Jones v. Evergreen Packaging, Inc., No. 13-1354 (8th Cir. Oct. 28, 2013)

| Oct 28, 2013 | Daily Developments in EEO Law |

‘Twas unfortunate that the Eighth Circuit should choose not to publish this short opinion today, reversing summary judgment in a race discrimination case under Title VII and the Arkansas Civil Rights Act. It illustrates the important point that even seriously misbehaving workers have a right not to be discriminated against in employment. A suspended employee presents a genuine dispute of material fact about whether a white employee who committed a comparably serious work rule violation was treated more lightly.

Jones v. Evergreen Packaging, Inc., No. 13-1354 (8th Cir. Oct. 28, 2013) (nonprecedential): Jones, an African-American pulp mill employee since 1973, supervised a white employee named Conner. The central incidents occurred over three days in 2010:

“On May 8, 2010, Conner’s grinder jammed, and Jones asked him to fix it. Conner approached Jones while holding a wood hook (a long wooden pole with a metal hook attached to it), and stopped about eight feet from Jones, moving the wood hook as if he were going to hit Jones with it. Jones reported the incident, and both men received another written counseling ….
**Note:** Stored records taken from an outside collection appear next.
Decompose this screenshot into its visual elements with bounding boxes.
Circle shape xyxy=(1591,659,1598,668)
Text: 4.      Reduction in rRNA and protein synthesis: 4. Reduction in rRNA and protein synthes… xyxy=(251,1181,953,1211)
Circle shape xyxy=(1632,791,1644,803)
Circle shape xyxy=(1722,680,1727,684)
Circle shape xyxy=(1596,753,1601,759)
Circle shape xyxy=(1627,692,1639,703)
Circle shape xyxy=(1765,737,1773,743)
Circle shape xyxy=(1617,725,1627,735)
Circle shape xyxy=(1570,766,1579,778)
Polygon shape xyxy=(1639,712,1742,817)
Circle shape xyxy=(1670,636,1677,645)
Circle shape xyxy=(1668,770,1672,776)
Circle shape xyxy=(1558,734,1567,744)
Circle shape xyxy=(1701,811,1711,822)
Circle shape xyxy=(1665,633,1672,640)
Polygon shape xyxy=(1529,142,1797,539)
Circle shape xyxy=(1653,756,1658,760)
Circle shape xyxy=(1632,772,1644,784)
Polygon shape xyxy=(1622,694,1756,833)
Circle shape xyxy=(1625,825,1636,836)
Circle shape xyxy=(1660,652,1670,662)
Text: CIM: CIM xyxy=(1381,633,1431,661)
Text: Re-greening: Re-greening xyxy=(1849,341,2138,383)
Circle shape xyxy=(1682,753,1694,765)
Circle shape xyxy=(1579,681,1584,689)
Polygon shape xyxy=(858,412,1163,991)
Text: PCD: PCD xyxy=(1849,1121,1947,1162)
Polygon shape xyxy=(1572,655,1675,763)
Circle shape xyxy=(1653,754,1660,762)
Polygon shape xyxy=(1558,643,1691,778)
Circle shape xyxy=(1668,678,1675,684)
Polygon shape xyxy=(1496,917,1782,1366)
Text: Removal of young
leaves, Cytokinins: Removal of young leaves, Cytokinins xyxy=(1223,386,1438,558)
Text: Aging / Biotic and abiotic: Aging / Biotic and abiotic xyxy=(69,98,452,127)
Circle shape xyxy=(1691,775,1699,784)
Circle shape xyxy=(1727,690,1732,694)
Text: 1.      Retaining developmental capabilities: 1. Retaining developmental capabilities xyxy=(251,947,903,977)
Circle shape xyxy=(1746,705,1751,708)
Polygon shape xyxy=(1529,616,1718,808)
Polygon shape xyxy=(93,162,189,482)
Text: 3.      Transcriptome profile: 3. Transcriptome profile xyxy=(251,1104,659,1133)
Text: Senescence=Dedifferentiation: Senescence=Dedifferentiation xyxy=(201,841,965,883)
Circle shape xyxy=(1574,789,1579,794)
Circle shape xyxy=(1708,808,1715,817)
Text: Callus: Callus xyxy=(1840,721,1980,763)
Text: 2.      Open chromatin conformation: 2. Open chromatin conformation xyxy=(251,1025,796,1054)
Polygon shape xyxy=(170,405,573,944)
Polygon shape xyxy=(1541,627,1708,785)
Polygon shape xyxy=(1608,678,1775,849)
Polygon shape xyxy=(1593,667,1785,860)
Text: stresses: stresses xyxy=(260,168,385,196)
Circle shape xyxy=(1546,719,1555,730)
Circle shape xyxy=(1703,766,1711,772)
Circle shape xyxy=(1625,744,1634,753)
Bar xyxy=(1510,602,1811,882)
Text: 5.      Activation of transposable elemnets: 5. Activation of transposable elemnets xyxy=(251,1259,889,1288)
“On May 10, Jones was speaking with two other employees he supervised about a meeting he was to attend with Conner and their human resource representative. According to Jones, one of the other employees stated that if Conner got Jones fired, Jones ‘might go postal.’ According to the other employees, Jones stated that if he were fired he would ‘just walk up to people and go bang’ (as he mimed pulling a trigger); and according to one of the employees, Jones also said he would ‘just go postal.’ Jones denied making any threats, but he was placed on leave without pay or benefits, and he could not return to work until he had completed workplace anger classes and signed a last-chance agreement.”

In both instances, investigations concluded that neither employee posed an actual threat to anyone’s safety.

Reversing the district court, the panel holds that there are several fact issues for the jury to resolve:

“First, a reasonable jury could find that Jones was similarly situated to Conner, as it appears Jones had no disciplinary authority over Conner, both men were subject to the same workplace-violence policy, and they had the same foreman and human resource representative. Second, their conduct was of comparable seriousness to provide evidence of pretext: Conner physically threatened Jones with a potentially deadly tool, and Jones allegedly made a comment to other employees about ‘going postal’ if he were fired. Third, EPI did not treat Conner and Jones the same in terms of investigations and punishments: each time Jones complained about Conner’s misconduct, Conner was given an opportunity to explain himself, and either he was not disciplined or both men were given a written counseling; in contrast, Jones was suspended without pay, and the record indicates EPI had decided to discipline him before hearing his side of the story.”  [Citations omitted.]

The lesson is that even for-cause terminations are not insulated from scrutiny if the circumstantial evidence shows that African-Americans (or other protected-group employees) are treated more harshly.